A Month of Unmaking
Sure, it probably cost me my job, my position, my vision for what could have been… but it gave me something better: peace, clarity, and a spark.
“There are moments that the words don’t reach.
There’s a grace too powerful to name…
Forgiveness. Can you imagine?” -Hamilton, It's Quiet Uptown
One month. Surreal.
“It’s quiet uptown.”
But -maybe- the quiet helps me hear my heart beat gratitude.
I didn’t wake up today thinking about the loss.
The snow stole the show — thick, heavy, unexpected.
Fitting.
Because the whole last month has felt like that:
more than I expected, but grippingly beautiful.
When the thought finally hit — it’s been a month —
I felt surprise. Hmm... a whole month.
So much has happened.
My relationship with God has deepened; He has been fully in this.
That God, He never leaves or forsakes...
and nothingnothing-nonotnothing is too hard for Him.
For me, it's the unhurried time with my people...
The long conversations with my friends,
the laughing, the praying, the listening.
The arms flailing explanations!
The straightup revelation.
And most surprising - our wild business ideas are coming to life.
Arms flailing explanation!
This is living.
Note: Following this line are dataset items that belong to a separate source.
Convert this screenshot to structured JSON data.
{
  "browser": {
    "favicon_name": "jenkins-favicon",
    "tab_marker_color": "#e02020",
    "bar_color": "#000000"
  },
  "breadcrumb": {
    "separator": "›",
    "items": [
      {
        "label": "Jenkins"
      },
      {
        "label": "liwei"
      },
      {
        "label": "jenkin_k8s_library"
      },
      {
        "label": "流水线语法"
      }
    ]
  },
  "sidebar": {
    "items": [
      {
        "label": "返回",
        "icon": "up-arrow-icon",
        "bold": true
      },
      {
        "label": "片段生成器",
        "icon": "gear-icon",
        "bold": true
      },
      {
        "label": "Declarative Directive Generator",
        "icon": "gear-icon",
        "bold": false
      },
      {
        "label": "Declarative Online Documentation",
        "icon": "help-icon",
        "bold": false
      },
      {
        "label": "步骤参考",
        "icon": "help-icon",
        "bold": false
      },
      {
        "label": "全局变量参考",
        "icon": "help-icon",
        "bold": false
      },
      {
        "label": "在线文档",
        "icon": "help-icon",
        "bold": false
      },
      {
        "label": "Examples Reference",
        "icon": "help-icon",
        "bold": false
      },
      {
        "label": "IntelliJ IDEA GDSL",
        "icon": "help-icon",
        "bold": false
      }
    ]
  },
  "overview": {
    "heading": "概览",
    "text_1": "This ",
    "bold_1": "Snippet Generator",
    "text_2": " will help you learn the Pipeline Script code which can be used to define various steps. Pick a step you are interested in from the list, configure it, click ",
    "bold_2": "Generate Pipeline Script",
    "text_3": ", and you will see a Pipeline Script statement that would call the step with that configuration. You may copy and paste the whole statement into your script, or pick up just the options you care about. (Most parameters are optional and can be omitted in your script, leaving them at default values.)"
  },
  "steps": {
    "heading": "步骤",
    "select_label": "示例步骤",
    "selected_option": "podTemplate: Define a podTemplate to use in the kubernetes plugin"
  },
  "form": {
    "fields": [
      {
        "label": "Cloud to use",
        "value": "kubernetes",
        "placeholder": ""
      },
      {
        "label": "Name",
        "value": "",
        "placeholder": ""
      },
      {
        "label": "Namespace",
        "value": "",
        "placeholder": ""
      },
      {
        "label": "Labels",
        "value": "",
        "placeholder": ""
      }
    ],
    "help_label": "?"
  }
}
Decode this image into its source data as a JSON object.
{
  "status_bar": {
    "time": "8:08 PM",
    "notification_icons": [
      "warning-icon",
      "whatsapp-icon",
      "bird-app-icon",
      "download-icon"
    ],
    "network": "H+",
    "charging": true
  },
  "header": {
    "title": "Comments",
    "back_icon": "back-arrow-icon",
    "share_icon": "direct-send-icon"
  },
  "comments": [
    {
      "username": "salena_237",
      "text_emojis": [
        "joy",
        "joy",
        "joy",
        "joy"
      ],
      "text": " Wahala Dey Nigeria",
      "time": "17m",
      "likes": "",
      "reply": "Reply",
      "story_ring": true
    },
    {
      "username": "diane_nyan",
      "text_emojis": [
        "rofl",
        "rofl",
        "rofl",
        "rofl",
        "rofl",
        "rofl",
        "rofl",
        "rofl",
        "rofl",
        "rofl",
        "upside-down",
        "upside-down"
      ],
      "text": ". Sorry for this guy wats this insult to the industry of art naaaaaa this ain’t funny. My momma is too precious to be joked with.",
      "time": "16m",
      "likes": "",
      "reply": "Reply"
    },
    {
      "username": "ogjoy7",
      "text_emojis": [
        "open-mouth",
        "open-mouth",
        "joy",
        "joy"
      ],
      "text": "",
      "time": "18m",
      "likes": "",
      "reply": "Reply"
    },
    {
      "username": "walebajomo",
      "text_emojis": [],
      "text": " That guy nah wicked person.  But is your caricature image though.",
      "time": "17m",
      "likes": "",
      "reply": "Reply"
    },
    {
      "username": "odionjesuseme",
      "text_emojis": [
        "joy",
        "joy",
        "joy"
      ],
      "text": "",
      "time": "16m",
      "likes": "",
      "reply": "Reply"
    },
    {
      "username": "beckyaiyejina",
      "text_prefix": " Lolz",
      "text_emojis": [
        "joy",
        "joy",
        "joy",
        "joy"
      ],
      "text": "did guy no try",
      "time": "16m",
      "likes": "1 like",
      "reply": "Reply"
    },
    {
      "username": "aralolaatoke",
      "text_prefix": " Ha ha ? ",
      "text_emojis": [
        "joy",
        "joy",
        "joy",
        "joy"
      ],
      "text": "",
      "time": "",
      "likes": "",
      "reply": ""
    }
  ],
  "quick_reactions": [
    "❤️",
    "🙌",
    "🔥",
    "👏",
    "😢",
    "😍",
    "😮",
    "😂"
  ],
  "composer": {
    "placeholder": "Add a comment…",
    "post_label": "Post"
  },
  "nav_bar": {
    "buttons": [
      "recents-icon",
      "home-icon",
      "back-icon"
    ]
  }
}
The living I think I was missing.
Before the loss, I thought I had that good life.
But I often camped out on the surface.
because I was carrying too much, striving too hard,
too exhausted to notice where the life was leaking out.
If I could go back, I’d say:
Slow down.
It will be there tomorrow.
God is your center — the striving does nothing (nonotnothing) for you.
The hardest part hasn’t been losing that dang job.
I watched my friends lose theirs too, and I just don't know where to put that.
Such great people who deserved the sun, moon, and every single star.
The world was not worthy of them. Hebrews 11:38
We believed in the mission and in each other.
We built processes, excellence, and trust.
We had fun, worked hard, and defied the corporate mentality.
But I suppose loss has an unexpected way of clarifying who you really are.
It's too bad they read me wrong, but that doesn’t rewrite who I am.
My work — the real, lived, human work — remains inked in black and white.
And here’s the rock-solid truth that’s risen in the quiet:
I regret nothing.
I loved my people well.
I made room for them to be human —
to laugh, cuss, cry, pray, grow.
I led with heart.
I apologized when others would have doubled down.
Sure, it probably cost me my job, my position,
my vision for what could have been…
yet, it gave me something better:
peace, clarity, and a spark.
This month is closure.
And it’s the beginning of something new.
"See, I am doing a new thing! Now it springs up; do you not perceive it? I am making a way in the wilderness and streams in the wasteland." Isaiah 43:19
The quiet isn’t empty.
It’s holy.
It’s widewideopen spacious.
It's free. It's lovely. It's the good.